The film opens in a world where individuality is discouraged, and conformity is all the rage. Our protagonist, a cheerful, bland LEGO construction worker named Emmet (Chris Pratt), always follows the instructions; part of his job entails knocking down buildings that are too weird or different. We learn that the evil Lord Business (Will Ferrell) frowns upon creativity and innovation, and that he plans to destroy the world in three days with a sinister weapon known as the Kragle.
When Emmet stumbles upon a mysterious red block known as the Piece of Resistance, the good wizard Vitruvius (Morgan Freeman, spoofing his screen reputation for wisdom and sagacity) and attractive female revolutionary Wyldstyle (Elizabeth Banks) are convinced that he is The Special — the LEGO character destined to stop the Kragle. Emmet, of course, appears to be anything but special, possessing little, it seems, in the way of skills or imagination. And when the master builders seeking to defeat Lord Business assemble, Emmet seems like a poor choice to lead them: The master builders include such luminaries as Shakespeare, Abraham Lincoln, Gandalf, Batman and Superman.

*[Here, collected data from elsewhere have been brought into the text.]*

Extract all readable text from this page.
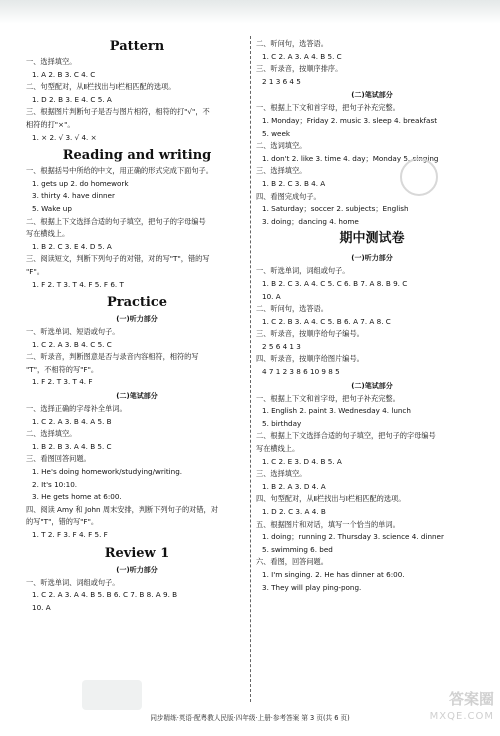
Pattern
一、选择填空。
1. A 2. B 3. C 4. C
二、句型配对，从Ⅱ栏找出与Ⅰ栏相匹配的选项。
1. D 2. B 3. E 4. C 5. A
三、根据图片判断句子是否与图片相符，相符的打"√"，不
相符的打"×"。
1. × 2. √ 3. √ 4. ×
Reading and writing
一、根据括号中所给的中文，用正确的形式完成下面句子。
1. gets up 2. do homework
3. thirty 4. have dinner
5. Wake up
二、根据上下文选择合适的句子填空，把句子的字母编号
写在横线上。
1. B 2. C 3. E 4. D 5. A
三、阅读短文，判断下列句子的对错，对的写"T"，错的写
"F"。
1. F 2. T 3. T 4. F 5. F 6. T
Practice
(一)听力部分
一、听选单词、短语或句子。
1. C 2. A 3. B 4. C 5. C
二、听录音，判断图意是否与录音内容相符，相符的写
"T"，不相符的写"F"。
1. F 2. T 3. T 4. F
(二)笔试部分
一、选择正确的字母补全单词。
1. C 2. A 3. B 4. A 5. B
二、选择填空。
1. B 2. B 3. A 4. B 5. C
三、看图回答问题。
1. He's doing homework/studying/writing.
2. It's 10:10.
3. He gets home at 6:00.
四、阅读 Amy 和 John 周末安排，判断下列句子的对错，对
的写"T"，错的写"F"。
1. T 2. F 3. F 4. F 5. F
Review 1
(一)听力部分
一、听选单词、词组或句子。
1. C 2. A 3. A 4. B 5. B 6. C 7. B 8. A 9. B
10. A
二、听问句，选答语。
1. C 2. A 3. A 4. B 5. C
三、听录音，按顺序排序。
2 1 3 6 4 5
(二)笔试部分
一、根据上下文和首字母，把句子补充完整。
1. Monday；Friday 2. music 3. sleep 4. breakfast
5. week
二、选词填空。
1. don't 2. like 3. time 4. day；Monday 5. singing
三、选择填空。
1. B 2. C 3. B 4. A
四、看图完成句子。
1. Saturday；soccer 2. subjects；English
3. doing；dancing 4. home
期中测试卷
(一)听力部分
一、听选单词，词组或句子。
1. B 2. C 3. A 4. C 5. C 6. B 7. A 8. B 9. C
10. A
二、听问句，选答语。
1. C 2. B 3. A 4. C 5. B 6. A 7. A 8. C
三、听录音，按顺序给句子编号。
2 5 6 4 1 3
四、听录音，按顺序给图片编号。
4 7 1 2 3 8 6 10 9 8 5
(二)笔试部分
一、根据上下文和首字母，把句子补充完整。
1. English 2. paint 3. Wednesday 4. lunch
5. birthday
二、根据上下文选择合适的句子填空，把句子的字母编号
写在横线上。
1. C 2. E 3. D 4. B 5. A
三、选择填空。
1. B 2. A 3. D 4. A
四、句型配对，从Ⅱ栏找出与Ⅰ栏相匹配的选项。
1. D 2. C 3. A 4. B
五、根据图片和对话，填写一个恰当的单词。
1. doing；running 2. Thursday 3. science 4. dinner
5. swimming 6. bed
六、看图，回答问题。
1. I'm singing. 2. He has dinner at 6:00.
3. They will play ping-pong.
同步精练·英语·配粤教人民版·四年级·上册·参考答案 第 3 页(共 6 页)
答案圈
MXQE.COM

What ensues is a wildly entertaining series of chases, gags, jokes and surprisingly smart messages about the importance of teamwork, creativity and following the beat of your own drummer.
Kids will appreciate the story, bright colors and breakneck action, while adults will appreciate the sly pop culture references, such as the brief cameo made by the Millennium Falcon, Han Solo, C-3PO, Chewbacca and Lando Calrissian (voiced by Billy Dee Williams himself), and barbed critiques of contemporary society. Yes, a movie based on a highly successful brand of toys takes shots at the surveillance state, corporate culture and consumerism. It also contains an insanely catchy theme song, “Everything is Awesome!!!” that really is awesome, because it was produced by Devo founder Mark Mothersbaugh and performed by folk-synth-pop duo Tegan and Sara in collaboration with the musical comedy group The Lonely Island.
Toward the end, I felt that “The LEGO Movie” began to lay its inspirational messages on a little too thick and that it was starting to become exhausting. Like most animated films produced in America, it never slows down, zipping from one set piece to another, and allows very little time for reflection or mystery. But these are minor complaints.
“The LEGO Movie” is a blast, full of surprises, captivating animation and cheerful, upbeat energy. As movies go, it’s like an antidote to the doldrums of winter. If you’re feeling blue, it is almost certain to cheer you up.